L’équipe de Phasya se compose aujourd’hui de 4 personnes.
Outre Jérôme Wertz, 3 autres profils scientifiques – moyenne d’âge: moins de 30 ans – sont montés à bord: une ingénieure biomédicale, un ingénieur informaticien (orientation logiciels), un gradué en informatique.
Sans oublier le professeur Jacques Verly, co-fondateur de Phasya, qui demeure impliqué et siège au conseil d’administration.

De g. à dr. en partant du haut: Thomas Hoyoux, Clémentine François, Jérôme Wertz, le prof. Jacques Verly et Thomas Langohr.

Il y a par ailleurs quelques autres petits conseils que Jérôme Wertz tient à faire passer.

Notamment le fait que le succès, selon lui, tient aussi à l’attitude.

“Il faut sortir de son laboratoire. Lire des revues et articles scientifiques, participer à des conférences scientifiques, ne suffit pas. Ce n’est pas ainsi que l’on comprend ce qui se passe à l’extérieur. Il faut aller à la rencontre des gens le plus tôt possible dans le processus de lancement d’un projet. Il faut aussi avoir du culot et des rêves, croire dans son projet, tenter le tout pour le tout, ne pas baisser les bras. Autant il faut être persévérant en termes de développement de la technologie, autant on est dans un processus d’apprentissage en matière de business. Là aussi, il faut être persévérant car ce n’est ni immédiat ni forcément facile.”

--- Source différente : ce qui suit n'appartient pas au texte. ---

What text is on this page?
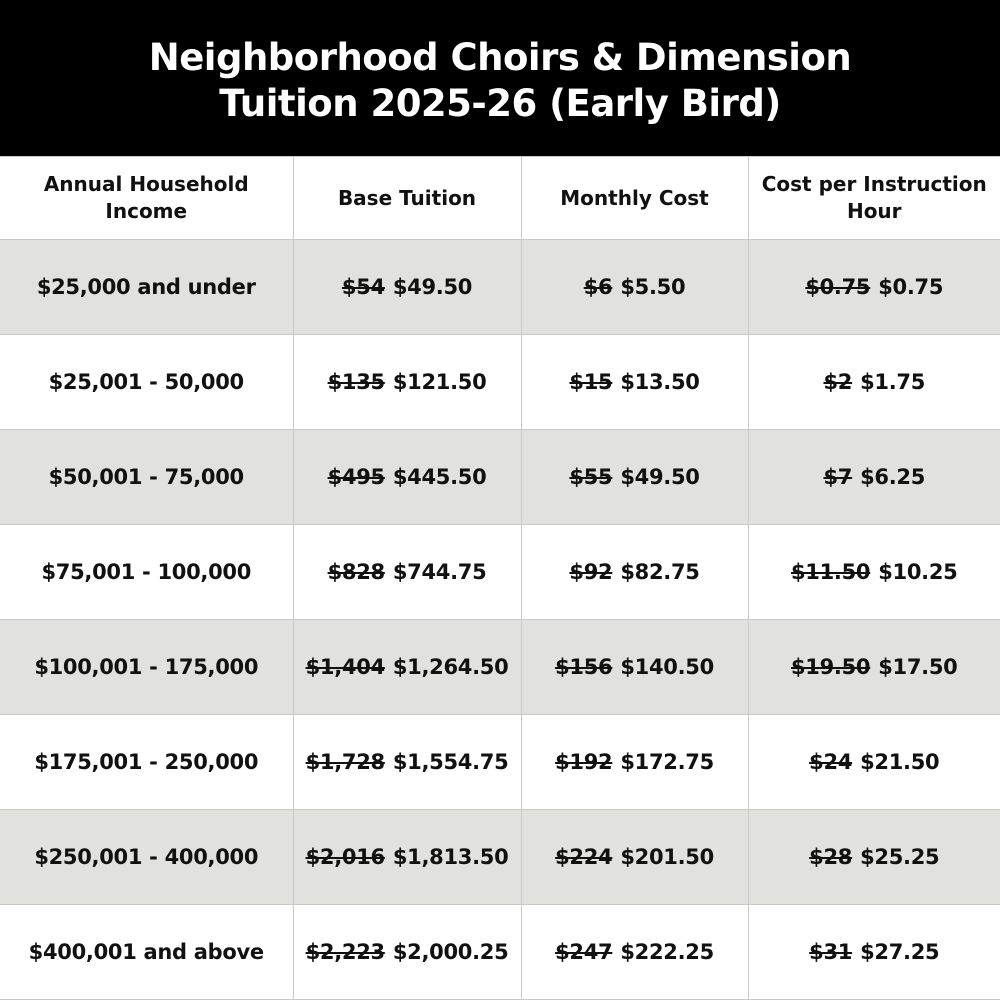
Neighborhood Choirs & Dimension
Tuition 2025-26 (Early Bird)
Annual Household Income	Base Tuition	Monthly Cost	Cost per Instruction Hour
$25,000 and under	$54 $49.50	$6 $5.50	$0.75 $0.75
$25,001 - 50,000	$135 $121.50	$15 $13.50	$2 $1.75
$50,001 - 75,000	$495 $445.50	$55 $49.50	$7 $6.25
$75,001 - 100,000	$828 $744.75	$92 $82.75	$11.50 $10.25
$100,001 - 175,000	$1,404 $1,264.50	$156 $140.50	$19.50 $17.50
$175,001 - 250,000	$1,728 $1,554.75	$192 $172.75	$24 $21.50
$250,001 - 400,000	$2,016 $1,813.50	$224 $201.50	$28 $25.25
$400,001 and above	$2,223 $2,000.25	$247 $222.25	$31 $27.25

En parlant de “rêves”, quels sont les siens, ses attentes par rapport à Phasya et à son potentiel d’innovation?

“Que cette technologie soit intégrée partout où la détection de la somnolence est un enjeu pour la sécurité. Pas uniquement dans le voitures, donc, mais aussi pour la conduite de trains, d’avions, dans le cadre de zones Seveso où un opérateur doit regarder des écrans à longueur de nuits… Mon rêve est que notre logiciel soit intégré dans tout type d’application et, dès lors, permette aux gens de mieux vivre et travailler de manière plus sûre.”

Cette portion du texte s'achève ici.